Шрифт:
Интервал:
Закладка:
Я собрал силы и направился на улицу, продышаться.
В комнате Романа было тихо.
В комнате Снаткиной работал телевизор.
На веранде лежала вязанка березовых дров, а на ней газета для растопки. Зачем топить в такую жару, я не понял, а газету взял — понял, что не читал бумажных газет лет как пять, вдруг захотелось.
Спустился к колодцу, умылся в баке. Налил воды в таз, сунул ноги, сел на скамейку. Вода оказалась слишком холодной, поставил ноги на край тазика, стал смотреть на огород.
Снаткина явно предпочитала неприхотливые культуры — на грядках росли в основном лук, чеснок и свекла. Я отметил грядку редиски, которую забыли убрать, редиска переросла и пустилась в ботву. С морковью, капустой и помидорами Снаткина не связывалась вовсе, подумал — не пожевать ли ботву редиски, по вкусу она напоминает рукколу и богата хлорофиллом.
Жарко. Точнее, душно. Холодная вода бодрит, главное, не держать ноги постоянно, а лишь периодически окунать.

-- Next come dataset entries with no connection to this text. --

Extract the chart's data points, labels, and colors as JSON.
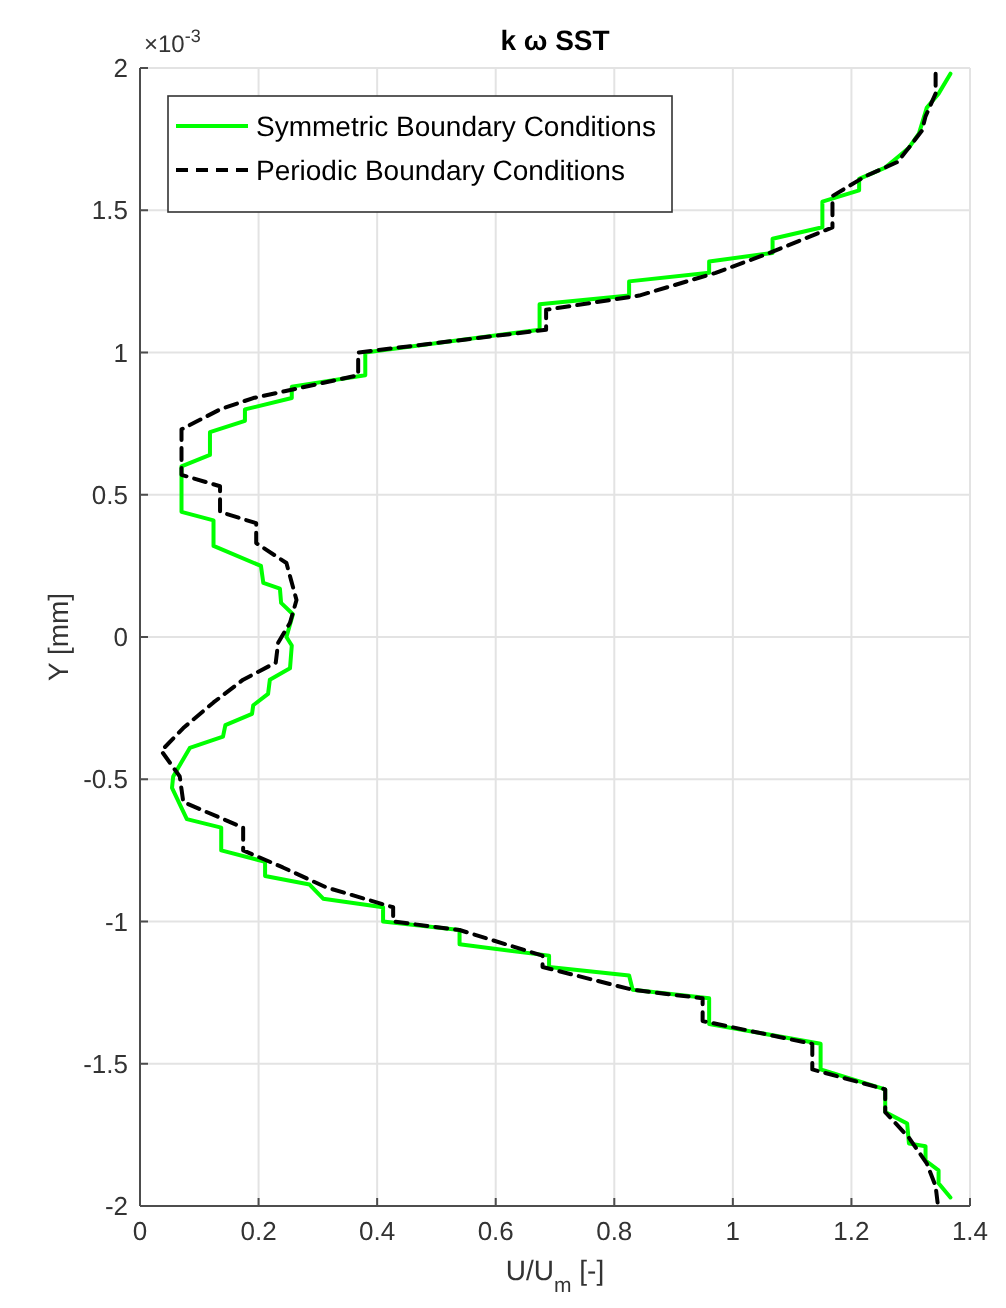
{
  "chart_data": {
    "type": "line",
    "title": "k ω SST",
    "xlabel": "U/U$_{m}$ [-]",
    "ylabel": "Y [mm]",
    "annotations": [
      "×10$^{-3}$"
    ],
    "xlim": [
      0,
      1.4
    ],
    "xticks": [
      0,
      0.2,
      0.4,
      0.6,
      0.8,
      1,
      1.2,
      1.4
    ],
    "ylim": [
      -2,
      2
    ],
    "yticks": [
      -2,
      -1.5,
      -1,
      -0.5,
      0,
      0.5,
      1,
      1.5,
      2
    ],
    "grid": true,
    "legend": "top left",
    "series": [
      {
        "name": "Symmetric Boundary Conditions",
        "color": "#00ff00",
        "line_style": "solid",
        "x": [
          1.367,
          1.347,
          1.327,
          1.314,
          1.297,
          1.28,
          1.257,
          1.213,
          1.213,
          1.151,
          1.151,
          1.067,
          1.067,
          0.96,
          0.96,
          0.825,
          0.825,
          0.674,
          0.674,
          0.38,
          0.38,
          0.256,
          0.256,
          0.177,
          0.177,
          0.118,
          0.118,
          0.07,
          0.07,
          0.124,
          0.124,
          0.204,
          0.208,
          0.236,
          0.238,
          0.258,
          0.247,
          0.256,
          0.253,
          0.219,
          0.216,
          0.191,
          0.189,
          0.144,
          0.14,
          0.084,
          0.056,
          0.054,
          0.079,
          0.137,
          0.137,
          0.211,
          0.211,
          0.286,
          0.309,
          0.41,
          0.41,
          0.539,
          0.539,
          0.69,
          0.69,
          0.825,
          0.831,
          0.96,
          0.96,
          1.148,
          1.148,
          1.257,
          1.257,
          1.294,
          1.297,
          1.325,
          1.325,
          1.347,
          1.347,
          1.367
        ],
        "values": [
          1.98,
          1.91,
          1.86,
          1.77,
          1.72,
          1.69,
          1.65,
          1.61,
          1.57,
          1.53,
          1.44,
          1.4,
          1.35,
          1.32,
          1.28,
          1.25,
          1.2,
          1.17,
          1.08,
          1,
          0.92,
          0.88,
          0.84,
          0.8,
          0.76,
          0.72,
          0.64,
          0.6,
          0.44,
          0.41,
          0.32,
          0.25,
          0.19,
          0.17,
          0.12,
          0.08,
          0,
          -0.03,
          -0.11,
          -0.15,
          -0.2,
          -0.24,
          -0.27,
          -0.31,
          -0.35,
          -0.39,
          -0.49,
          -0.53,
          -0.64,
          -0.67,
          -0.75,
          -0.79,
          -0.84,
          -0.87,
          -0.92,
          -0.95,
          -1,
          -1.03,
          -1.08,
          -1.12,
          -1.16,
          -1.19,
          -1.24,
          -1.27,
          -1.36,
          -1.43,
          -1.52,
          -1.59,
          -1.67,
          -1.71,
          -1.78,
          -1.79,
          -1.84,
          -1.875,
          -1.92,
          -1.97
        ]
      },
      {
        "name": "Periodic Boundary Conditions",
        "color": "#000000",
        "line_style": "dashed",
        "x": [
          1.342,
          1.342,
          1.325,
          1.319,
          1.297,
          1.278,
          1.224,
          1.168,
          1.168,
          1.062,
          0.971,
          0.842,
          0.685,
          0.685,
          0.368,
          0.368,
          0.191,
          0.135,
          0.07,
          0.07,
          0.07,
          0.135,
          0.135,
          0.196,
          0.196,
          0.247,
          0.264,
          0.253,
          0.233,
          0.229,
          0.174,
          0.124,
          0.073,
          0.036,
          0.067,
          0.073,
          0.174,
          0.174,
          0.241,
          0.314,
          0.427,
          0.427,
          0.539,
          0.679,
          0.679,
          0.831,
          0.949,
          0.949,
          1.134,
          1.134,
          1.257,
          1.257,
          1.297,
          1.327,
          1.342,
          1.346
        ],
        "values": [
          1.98,
          1.91,
          1.83,
          1.78,
          1.72,
          1.67,
          1.62,
          1.55,
          1.44,
          1.35,
          1.28,
          1.2,
          1.15,
          1.08,
          1,
          0.92,
          0.84,
          0.8,
          0.73,
          0.62,
          0.57,
          0.53,
          0.44,
          0.4,
          0.33,
          0.26,
          0.13,
          0.05,
          -0.02,
          -0.09,
          -0.15,
          -0.23,
          -0.32,
          -0.4,
          -0.49,
          -0.58,
          -0.67,
          -0.75,
          -0.81,
          -0.88,
          -0.95,
          -1,
          -1.03,
          -1.12,
          -1.16,
          -1.24,
          -1.27,
          -1.35,
          -1.43,
          -1.52,
          -1.59,
          -1.67,
          -1.76,
          -1.85,
          -1.93,
          -2
        ]
      }
    ]
  }
}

Я погружал ноги и изучал газету: относительно свежая, мартовская, она носила прикладной характер и в основном рекламировала снадобья от сердца, суставов и простатита, электронные отпугиватели кротов, чудо-ленты, маринаторы, устройства для экономии электроэнергии, электроблесны, костыли и соляные свечи, распорки для пальцев ног. Чтобы читатель не впадал в уныние от изобилия маркетинга, в газете размещались жизненные истории, по большей части поучительные, мне приглянулся рассказ «Как я боролась с пьющей швеей». Одна женщина открыла в Шуе цех по пошиву комплектов постельного белья, набрала персонал, наладила производство, нашла рынки сбыта, раскрутилась, но тут возникло неожиданное препятствие — ее бригадир, самая производительная швея, оказалась алкоголичкой. На работе это никак не сказывалось, напротив — в понедельник швея исправно выходила в цех в остервенении, набрасывалась на работу и форсировала других швей. Производительность труда росла, однако росла и текучка кадров, рядовая швея не выдерживала гонки дольше месяца и начинала пить, но, в отличие от бригадирши, на нее пьянство действовало деструктивно. А рынок швей в Шуе был достаточно ограничен.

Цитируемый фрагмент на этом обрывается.